Charles Dickens might have never known George C Scott, but I think he wrote the roll of “Scrooge” just for him. George was uniquely gifted to growl and wince in the fashion of the keeper of the Scrooge & Marley Counting House. His version came out on film in 1984, and was a remake of an earlier film version, and has been remade again. But I still think it’s my favorite.
Here’s a link to his encounter with the ghost of Jacob Marley: http://www.youtube.com/watch?v=qh_fUMgFomk
I was able to meet the old coot in 1996. He came to Tazewell County, Virginia, where I was pastoring at the time. He was shooting a movie called “Country Justice,” a rather bland film that tried to tell a tale about a child custody issue, set in the mountains of Southwest Virginia. It captured the beauty of the area well. I was asked to let the film crew check out one of my churches as a possible film location. They were thinking the neighborhood of North Tazewell would make a good place to shoot a particular scene. While in conversation with them I was able to help them find other church locations, and in the interchange between us, the subject of my relationship to George C came up. They encouraged me to come by a shooting one day and meet him if I wanted to. So one snowy January morning I trampsed over to Tazewell Town Hall and saw the commotion going on near the Stras Memorial Episcopal Church where this pivotal scene had been filmed. The house next door was where the action was this particular hour, though, so I walked across the snow-covered lawn, and made my way to the front door, all the while asking myself, “Do you really want to do this?”
In our family we had always been told that we were kin to George C. Scott. I met his dad and grandfather when I was a young boy at a family reunion outside of Wise, Virginia, across from the county fairgrounds at the Beverly house. Aunt Lily was always wanting the family to meet there and she hosted this reunion. We went because we thought George was going to be there, but he never showed. His grandfather Will, though, was the man of the hour. Pushing 90, he went around and hugged all the women, grinning and flirting. On the ride home I was told that George C and my dad were second cousins. I kept this in mind for many years.
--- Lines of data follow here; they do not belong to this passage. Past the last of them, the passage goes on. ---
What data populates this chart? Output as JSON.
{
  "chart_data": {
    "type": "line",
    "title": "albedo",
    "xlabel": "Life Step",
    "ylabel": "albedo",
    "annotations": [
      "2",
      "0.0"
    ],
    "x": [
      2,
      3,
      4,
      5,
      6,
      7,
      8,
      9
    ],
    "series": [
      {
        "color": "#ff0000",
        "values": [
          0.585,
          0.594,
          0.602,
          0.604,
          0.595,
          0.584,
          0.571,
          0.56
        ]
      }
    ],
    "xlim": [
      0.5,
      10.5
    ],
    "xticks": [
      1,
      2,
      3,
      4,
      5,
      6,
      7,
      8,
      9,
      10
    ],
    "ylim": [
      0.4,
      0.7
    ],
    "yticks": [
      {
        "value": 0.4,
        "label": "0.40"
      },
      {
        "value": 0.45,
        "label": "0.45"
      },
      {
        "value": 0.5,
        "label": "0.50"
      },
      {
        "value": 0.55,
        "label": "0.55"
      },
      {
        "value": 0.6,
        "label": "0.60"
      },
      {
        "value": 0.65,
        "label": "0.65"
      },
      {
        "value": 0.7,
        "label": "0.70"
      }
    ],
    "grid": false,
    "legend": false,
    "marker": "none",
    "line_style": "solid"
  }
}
Then I walked up to the house and knocked on the door, and was let in. One of the location guys recognized me and found out why I was there, grinning slightly as he told me to wait in the front hall while he checked on the possibility of making George’s acquaintance. He came back in a little while telling me that he would meet me, but that I needed to know he wanted to stay in character for the film, and would only give me five minutes. I said I didn’t need any longer than that, just shake his hand and say hello. I was ushered into another room where I was made to wait until George came in. He looks at me and says “Hello, Reverend.” The location guy had told him how I had assisted them, and I was able to tell him that we were kin, and I wished him well. He walked away, and the meeting was over. I came to find out that I was the only person in Tazewell County who was able to meet him during his stay there.
But that wasn’t all. It probably should have been, but it wasn’t.
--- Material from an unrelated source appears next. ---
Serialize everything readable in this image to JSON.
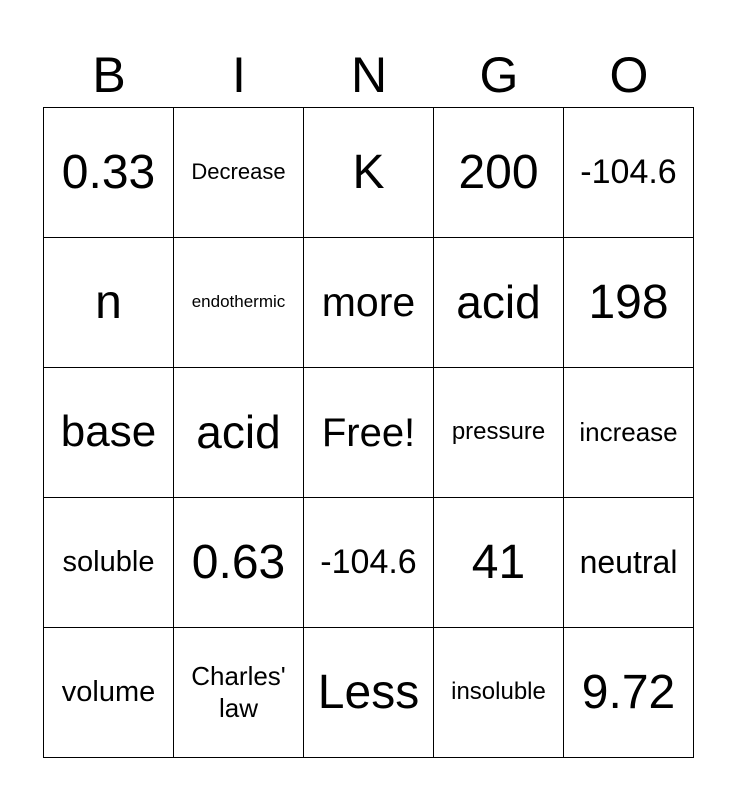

There was a house in town that was pointed out to me, where a woman who lived in Florida for the winter had offered up her home to be the place where George C Scott was going to stay while “on location.” I thought about it, and decided he needed to see his family history, so I printed out what I had that showed our relationship, and our common ancestors back into the 1700s, and decided I would deliver it to him. Why, I still know not.
But I did.
It was still a snowy time, but the streets had been scraped, and the snow was probably a foot on the ground. I drove down the driveway, telling my wife the whole time “I shouldn’t do this.” But she encouraged me to go on. I went up to the door, rang the door bell and placed the manila envelope full of family history on the door step. Not getting a response, and not really wanting one, I went back to the car. As we backed out of the driveway, the door opened. A man stood there in long-handled underwear from neck to ankles. It was him! I sped off into the night and never heard another word.
I moved to Bluefield, VA this summer, in the eastern end of Tazewell County. I found out that the house next door to the parsonage was once owned by an uncle of George’s on his mother’s side of the family. He used to frequent the place as an escape from the Hollywood scene. Area residents tell me he would play poker with his uncle and whoever he invited to come over. Sometimes he could be seen at the local drug store lunch counter.
The grump who refused his Academy Award for “Patton” and who married more times than Elizabeth Taylor, was finally laid to rest beside his relatives in Powell Valley cemetery a few years ago, near Big Stone Gap, Virginia. Cousin George, my favorite Scrooge.